I saw a girl that was at one of the readings in a coffee shop in Oregon, Coffee Crutch. She was this beautiful girl with a froggy voice and I wanted to say “Hey, remember me? You saw me do my thing yesterday,” but I didn’t. When I ordered my coffee, there was something weird about the way she accepted my order. There was some anger. I saw her spit in my coffee. I used their restroom and left a used toilet napkin in her tip jar. She probably enjoyed that, though.

The most positive had to be the last night in Portland. I landed this grindcore/noise show. Mom got added as well. We played with this woman from Austin, Texas, called Spaced Corpsed. She was the most exciting thing I’ve seen in a long time. She broke glass with her fists. Mom and I did our song and dance. Everyone hugged us afterward.


The city of Modesto, Harmony Korine’s book A Crack Up at the Race Riots, some of the horrible relationships I’ve been in, black metal, deformed people, the various plights and atrocities that minorities must endure, women, candy. Anyway, literature has had very little influence.
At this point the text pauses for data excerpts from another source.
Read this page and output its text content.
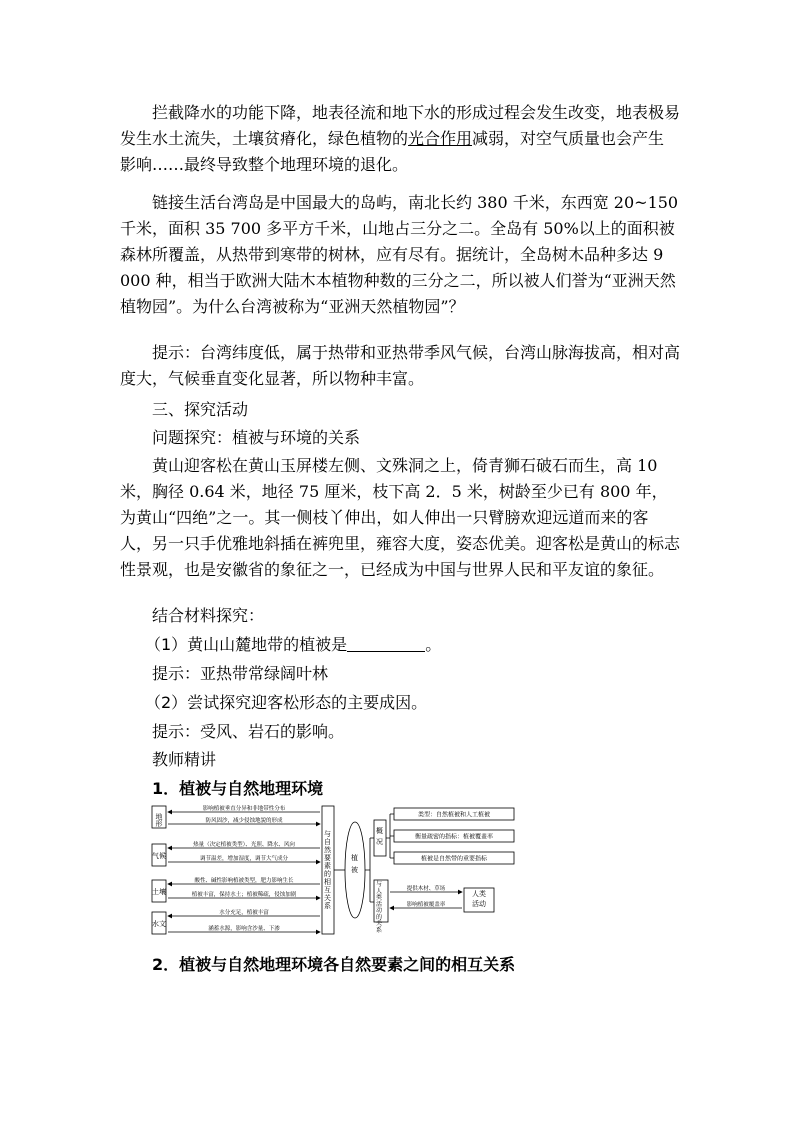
拦截降水的功能下降，地表径流和地下水的形成过程会发生改变，地表极易发生水土流失，土壤贫瘠化，绿色植物的光合作用减弱，对空气质量也会产生影响……最终导致整个地理环境的退化。

链接生活台湾岛是中国最大的岛屿，南北长约 380 千米，东西宽 20~150 千米，面积 35 700 多平方千米，山地占三分之二。全岛有 50%以上的面积被森林所覆盖，从热带到寒带的树林，应有尽有。据统计，全岛树木品种多达 9 000 种，相当于欧洲大陆木本植物种数的三分之二，所以被人们誉为“亚洲天然植物园”。为什么台湾被称为“亚洲天然植物园”？

提示：台湾纬度低，属于热带和亚热带季风气候，台湾山脉海拔高，相对高度大，气候垂直变化显著，所以物种丰富。

三、探究活动

问题探究：植被与环境的关系

黄山迎客松在黄山玉屏楼左侧、文殊洞之上，倚青狮石破石而生，高 10 米，胸径 0.64 米，地径 75 厘米，枝下高 2．5 米，树龄至少已有 800 年，为黄山“四绝”之一。其一侧枝丫伸出，如人伸出一只臂膀欢迎远道而来的客人，另一只手优雅地斜插在裤兜里，雍容大度，姿态优美。迎客松是黄山的标志性景观，也是安徽省的象征之一，已经成为中国与世界人民和平友谊的象征。

结合材料探究：

（1）黄山山麓地带的植被是	。

提示：亚热带常绿阔叶林

（2）尝试探究迎客松形态的主要成因。

提示：受风、岩石的影响。

教师精讲

1．植被与自然地理环境

地形
气候
土壤
水文
影响植被垂直分异和非地带性分布
防风固沙，减少侵蚀地貌的形成
热量（决定植被类型）、光照、降水、风向
调节温差，增加湿度，调节大气成分
酸性、碱性影响植被类型，肥力影响生长
植被丰富，保持水土；植被稀疏，侵蚀加剧
水分充足，植被丰富
涵蓄水源，影响含沙量、下渗
与自然要素的相互关系
植被
概况
类型：自然植被和人工植被
衡量疏密的指标：植被覆盖率
植被是自然带的重要指标
与人类活动的关系
提供木材、草场
影响植被覆盖率
人类活动

2．植被与自然地理环境各自然要素之间的相互关系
What’s the deal with your rat tail?

I was actually going to cut off my rat tail. I guess I won’t, since it’s getting some publicity. I’m not sure exactly how long it is—long enough to turn people off. Originally, I wanted it to wrap around my neck so I could use it as a noose for a performance idea I had. It’s not quite there yet. I don’t know about the ladies. My book (even though it’s a masterpiece) and my rat tail aren’t exactly a winning combination.